Facing criticism for a recent flurry of canonizations, including an Op Ed in the Vatican Times calling him the first assembly line saint maker, Pope Francis has dug in his velvet clad heels, calling the complaints vague and unscrupulous.
“I make any saints I want, any time I want, said the scrappy Pontiff, and if some bishop gets his silken undies in a bunch, that’s his problem, not mine.”
Perhaps to demonstrate his papal dismissal of critics he considers unworthy, Francis has upped the ante by installing the first do-it-yourself canonizer right next to the Vatican Cloak Room, where tourists can back up to a motorized statue of his Holiness, deposit 10,000 lira ($5.77 in US currency) and get mechanically canonized by the anatomically correct icon.
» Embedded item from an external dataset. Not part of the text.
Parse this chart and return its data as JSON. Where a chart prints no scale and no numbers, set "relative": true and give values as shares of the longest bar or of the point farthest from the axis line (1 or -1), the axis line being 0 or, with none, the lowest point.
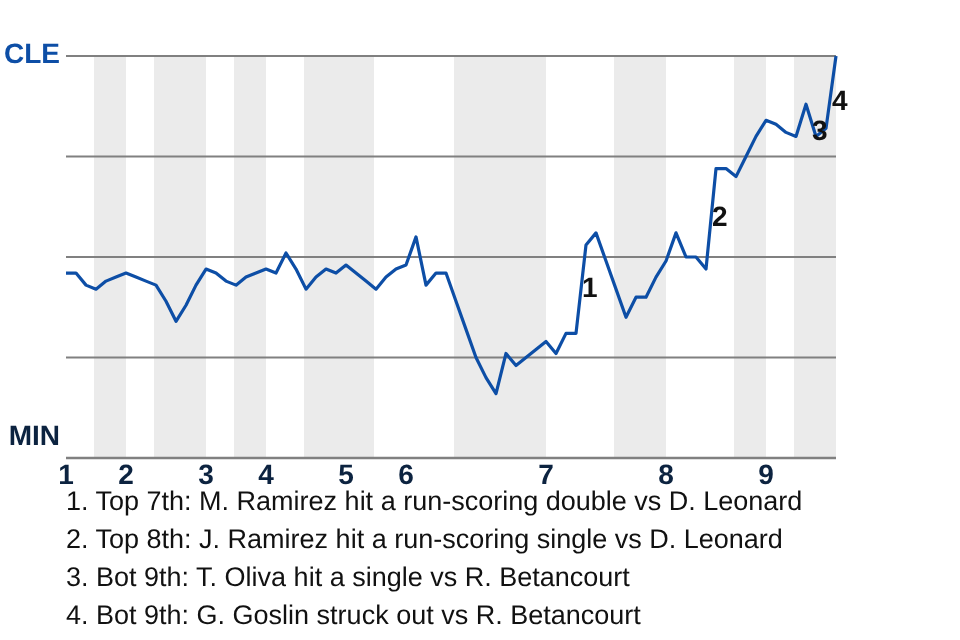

At the moment of automated sainthood, the holy automaton exclaims, “Mama Mia!” as the realistic eyes roll and the canonizer gives a final forward thrust.
A personally signed certificate of sainthood then pops out from under Frank’s beanie along with a Handi-Wipe to eradicate the holy lubricant.
Comments from tourists have been mixed.
“I usually get kissed before being bent over, said Ursula B. from Dallas, Texas, but I wouldn’t want to hold up the line.”
“It was kinda like riding a mechanical bull, mumbled an embarrassed Brady T. from Los Angeles, but didn’t last as long.”